6 - São nulos os negócios jurídicos pelos quais os trabalhadores se obriguem a exercer, durante o prazo de indisponibilidade, os direitos de voto inerentes às acções adquiridas no âmbito da oferta pública de venda em determinado sentido.
Artigo 7.º
Regulamentação da reprivatização
1 - As condições finais e concretas das operações necessárias à realização da reprivatização do BPN são estabelecidas pelo Conselho de Ministros, mediante a aprovação das resoluções necessárias.2 - Nas resoluções referidas no número anterior deve o Conselho de Ministros, nomeadamente e nos termos previstos no presente decreto-lei:
a) Fixar a quantidade de acções a alienar através de cada uma das modalidades previstas no n.º 2 do artigo 2.º, designadamente determinar a quantidade de acções reservadas para aquisição por trabalhadores do BPN;
b) Determinar os critérios e modos de fixação do preço de venda aos trabalhadores;
c) Estabelecer as quantidades mínimas e máximas individuais bem como os critérios de rateio para a venda a trabalhadores;
d) Aprovar o programa do concurso público, estabelecendo as fases desse concurso;
e) Aprovar o caderno de encargos que estabeleça as condições específicas a que deve obedecer o concurso público previsto no n.º 2 do artigo 2.º, incluindo, em especial, a quantidade total de acções a alienar através desta modalidade e o modo de fixação do preço base de licitação do mesmo, tendo por referência o valor resultante da avaliação da empresa a reprivatizar;
f) Fixar os critérios de pré-selecção dos candidatos, se for o caso, e de avaliação das propostas.
Artigo 8.º
Avaliação da empresa
Para efeitos da determinação do preço base de licitação no concurso público, compete ao conselho de administração do BPN propor ao Ministro de Estado e das Finanças o valor da empresa a reprivatizar, com base em avaliação efectuada por duas entidades independentes.
Artigo 9.º
Delegação de competências
São delegados no Ministro de Estado e das Finanças, com faculdade de subdelegação no Secretário de Estado do Tesouro e Finanças, os poderes bastantes para determinar as demais condições acessórias que se afigurem convenientes e para praticar os actos de execução que se revelarem necessários à concretização da operação de reprivatização prevista no presente decreto-lei.
Artigo 10.º
Convocatória da assembleia geral
No prazo de 30 dias, contados da data de publicação da resolução do Conselho de Ministros que determine o vencedor do concurso referido no n.º 1 do artigo 2.º, o conselho de administração do BPN requer a convocação da assembleia geral, para se reunir no prazo mínimo previsto na lei, a fim de serem eleitos os membros dos órgãos sociais.
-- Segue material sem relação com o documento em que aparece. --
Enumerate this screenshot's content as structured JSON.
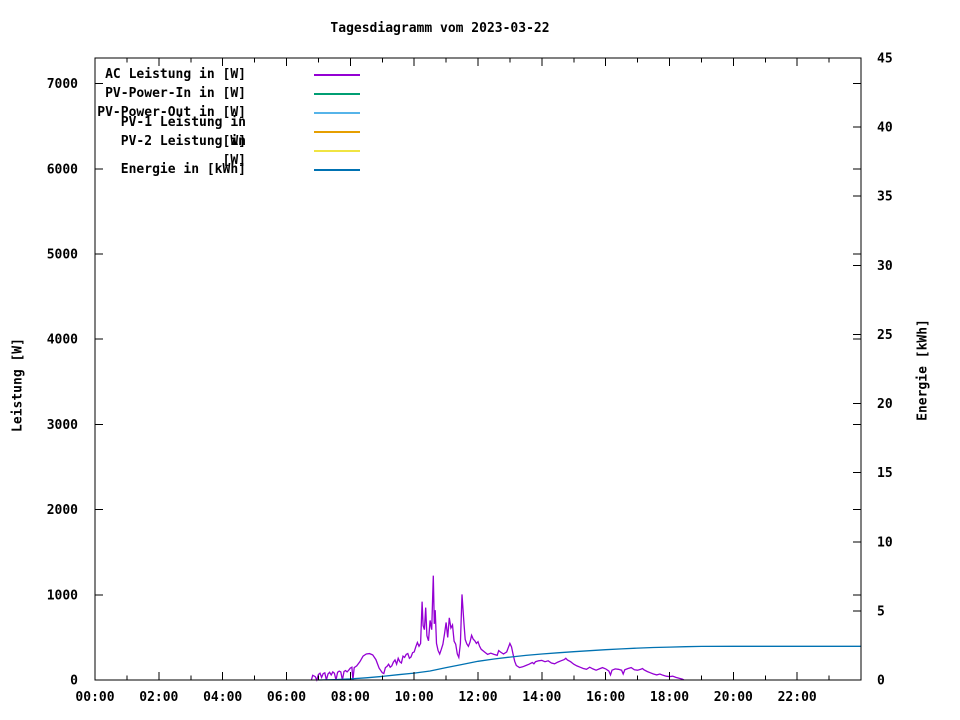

Isenções de taxas e emolumentos
Estão isentos de quaisquer taxas e emolumentos todos os actos realizados em execução do disposto do presente decreto-lei.
Artigo 12.º
Entrada em vigor
O presente decreto-lei entra em vigor no dia seguinte ao da sua publicação.Visto e aprovado em Conselho de Ministros de 19 de Novembro de 2009. - José Sócrates Carvalho Pinto de Sousa - Fernando Teixeira dos Santos.
Promulgado em 30 de Dezembro de 2009.
Publique-se.O Presidente da República, Aníbal Cavaco Silva.
Referendado em 4 de Janeiro de 2010.
O Primeiro-Ministro, José Sócrates Carvalho Pinto de Sousa.